Supporters of the "Unite the Right" rally descended again on the city's downtown in opposition to clergy members and other groups, who stood in a line singing "This Little Light of Mine" to drown out the profanity and slurs.

"Love has already won. We have already won," the counter-protesters responded.

But as the violence intensified with shoving and punching, demonstrators covered their mouths after tear gas was apparently released into the crowd.

The city and Albemarle County both issued a "declaration of local emergency" for the two jurisdictions to request additional resources. Virginia Gov. Terry McAuliffe also declared a state of emergency to allow for a response to quell the violence.

"Local officials continue to closely monitor the situation," Charlottesville police said on Facebook.

Two people were also treated for serious but non-life-threatening injuries near Emancipation Park, the city of Charlottesville tweeted, as tensions flared with back-and-forth shouting and physical posturing.

A large group of counter-protesters wore black shirts and masks and carried shields, yelling to the white nationalists: "We have replaced you. Strong, united, interracial crew."

The rally follows a night of torch-wielding white supremacists clashing with counter-protesters at the University of Virginia.

Chants of "You will not replace us!" and "Blood and soil!" were met with shouts of "No Trump, no KKK, no fascist USA!"

The shouting grew when demonstrators arrived at a statue of former President Thomas Jefferson, the university's founder, reported NBC affiliate WVIR.

At least one person was arrested and several others treated for minor injuries, according to local newspaper The Daily Progress. Both sides reported being hit with pepper spray, the newspaper added.

Reuters and a number of local reports put the number of protesters in the hundreds. The Washington Post reported that the march lasted between 15 and 20 minutes.

University and local police did not respond to numerous requests for information on the incident.

The demonstration came on the eve of another far-right march of white nationalists, neo-Nazis and members of the so-called alt-right movement.

Rep. Don Beyer, D.-Va., tweeted Saturday morning that "white supremacists chanting Nazi slogans aren't Virginia or America. They are weak, ignorant, fearful people with citronella tiki torches."

According to The Daily Progress, city police estimate between 2,000 and 6,000 will attend Saturday's rally — billed as "Unite the Right" — in Charlottesville. The controversial event is seeking to unify the far-right wing and "affirm the right of Southerners and white people to organize for their interests," according to its Facebook page.

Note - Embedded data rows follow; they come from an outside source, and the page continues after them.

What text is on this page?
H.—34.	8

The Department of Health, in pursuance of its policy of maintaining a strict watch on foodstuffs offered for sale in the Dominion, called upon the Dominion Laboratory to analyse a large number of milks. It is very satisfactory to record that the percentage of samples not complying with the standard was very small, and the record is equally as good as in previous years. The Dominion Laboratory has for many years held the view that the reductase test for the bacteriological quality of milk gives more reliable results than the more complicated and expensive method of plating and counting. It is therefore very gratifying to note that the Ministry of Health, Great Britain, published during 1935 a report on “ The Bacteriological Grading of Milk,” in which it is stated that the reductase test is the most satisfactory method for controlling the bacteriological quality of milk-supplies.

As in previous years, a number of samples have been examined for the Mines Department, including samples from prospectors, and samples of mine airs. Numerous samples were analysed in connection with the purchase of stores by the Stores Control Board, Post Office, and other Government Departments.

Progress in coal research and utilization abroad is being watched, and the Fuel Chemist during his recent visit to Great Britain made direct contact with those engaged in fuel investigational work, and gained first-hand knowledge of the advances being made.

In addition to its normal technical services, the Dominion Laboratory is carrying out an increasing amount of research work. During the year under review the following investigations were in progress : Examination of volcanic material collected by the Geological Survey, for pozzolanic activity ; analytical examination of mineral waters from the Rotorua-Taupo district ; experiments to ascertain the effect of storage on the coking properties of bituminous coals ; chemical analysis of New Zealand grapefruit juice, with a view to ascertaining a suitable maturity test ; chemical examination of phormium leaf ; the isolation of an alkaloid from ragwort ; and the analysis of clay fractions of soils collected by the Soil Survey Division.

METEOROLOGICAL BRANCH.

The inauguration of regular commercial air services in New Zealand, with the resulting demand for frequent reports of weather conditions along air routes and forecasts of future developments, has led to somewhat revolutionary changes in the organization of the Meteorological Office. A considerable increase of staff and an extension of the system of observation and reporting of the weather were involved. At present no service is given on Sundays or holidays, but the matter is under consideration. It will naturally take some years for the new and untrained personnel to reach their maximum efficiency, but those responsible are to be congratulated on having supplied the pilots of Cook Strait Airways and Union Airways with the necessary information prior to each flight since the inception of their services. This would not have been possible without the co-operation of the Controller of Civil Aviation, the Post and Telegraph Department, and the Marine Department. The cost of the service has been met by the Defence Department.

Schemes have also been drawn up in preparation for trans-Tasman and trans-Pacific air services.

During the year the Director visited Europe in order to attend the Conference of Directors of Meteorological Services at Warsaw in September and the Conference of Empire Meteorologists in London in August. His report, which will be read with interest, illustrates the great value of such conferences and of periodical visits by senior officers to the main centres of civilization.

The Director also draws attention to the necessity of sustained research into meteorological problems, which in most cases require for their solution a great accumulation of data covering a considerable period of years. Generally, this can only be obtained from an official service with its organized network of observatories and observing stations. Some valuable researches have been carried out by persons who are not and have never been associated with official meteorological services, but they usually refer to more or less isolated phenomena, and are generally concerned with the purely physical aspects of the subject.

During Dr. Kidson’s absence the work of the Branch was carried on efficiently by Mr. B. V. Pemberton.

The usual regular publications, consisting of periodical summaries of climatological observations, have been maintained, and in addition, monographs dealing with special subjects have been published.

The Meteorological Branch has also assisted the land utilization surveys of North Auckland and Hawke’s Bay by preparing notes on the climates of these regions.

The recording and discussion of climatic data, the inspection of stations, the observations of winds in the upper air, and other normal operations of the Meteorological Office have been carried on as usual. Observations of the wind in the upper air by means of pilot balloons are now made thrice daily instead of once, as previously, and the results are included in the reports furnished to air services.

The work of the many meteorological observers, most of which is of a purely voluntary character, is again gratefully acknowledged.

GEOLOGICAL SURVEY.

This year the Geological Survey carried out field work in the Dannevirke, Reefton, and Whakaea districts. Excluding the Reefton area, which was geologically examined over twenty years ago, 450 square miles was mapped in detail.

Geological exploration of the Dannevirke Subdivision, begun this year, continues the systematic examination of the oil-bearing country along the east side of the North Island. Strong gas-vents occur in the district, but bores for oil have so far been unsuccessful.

Virginia Gov. Terry McAuliffe warned ahead of Saturday's rally that "there have been communications from extremist groups, many of which are located outside of Virginia, who may seek to commit acts of violence against rally participants or law enforcement officials."

The governor also put the Virginia National Guard on alert.

In videos posted to social media from Friday night, the white supremacists can be seen goading their opposition with shouts of "Jews will not replace us" and "white lives matter."

The display drew condemnation from local and university officials.

"I am deeply saddened and disturbed by the hateful behavior displayed by torch-bearing protesters that marched on our grounds this evening," University of Virginia President Teresa Sullivan said in a statement. "I strongly condemn the unprovoked assault on members of our community, including university personnel who were attempting to maintain order."

"The violence displayed on the grounds is intolerable and is entirely inconsistent with the university's values," Sullivan added.

Charlottesville Mayor Mike Signer called the demonstration a "cowardly parade of hatred, bigotry, racism and intolerance."

He added: "Everyone has a right under the First Amendment to express their opinion peaceably, so here's mine: Not only as the Mayor of Charlottesville, but as a UVA faculty member and alumnus, I am beyond disgusted by this unsanctioned and despicable display of visual intimidation on a college campus."

The King Center, founded by civil rights icon Martin Luther King Jr.'s widow, Coretta Scott King, tweeted that "racism never left America."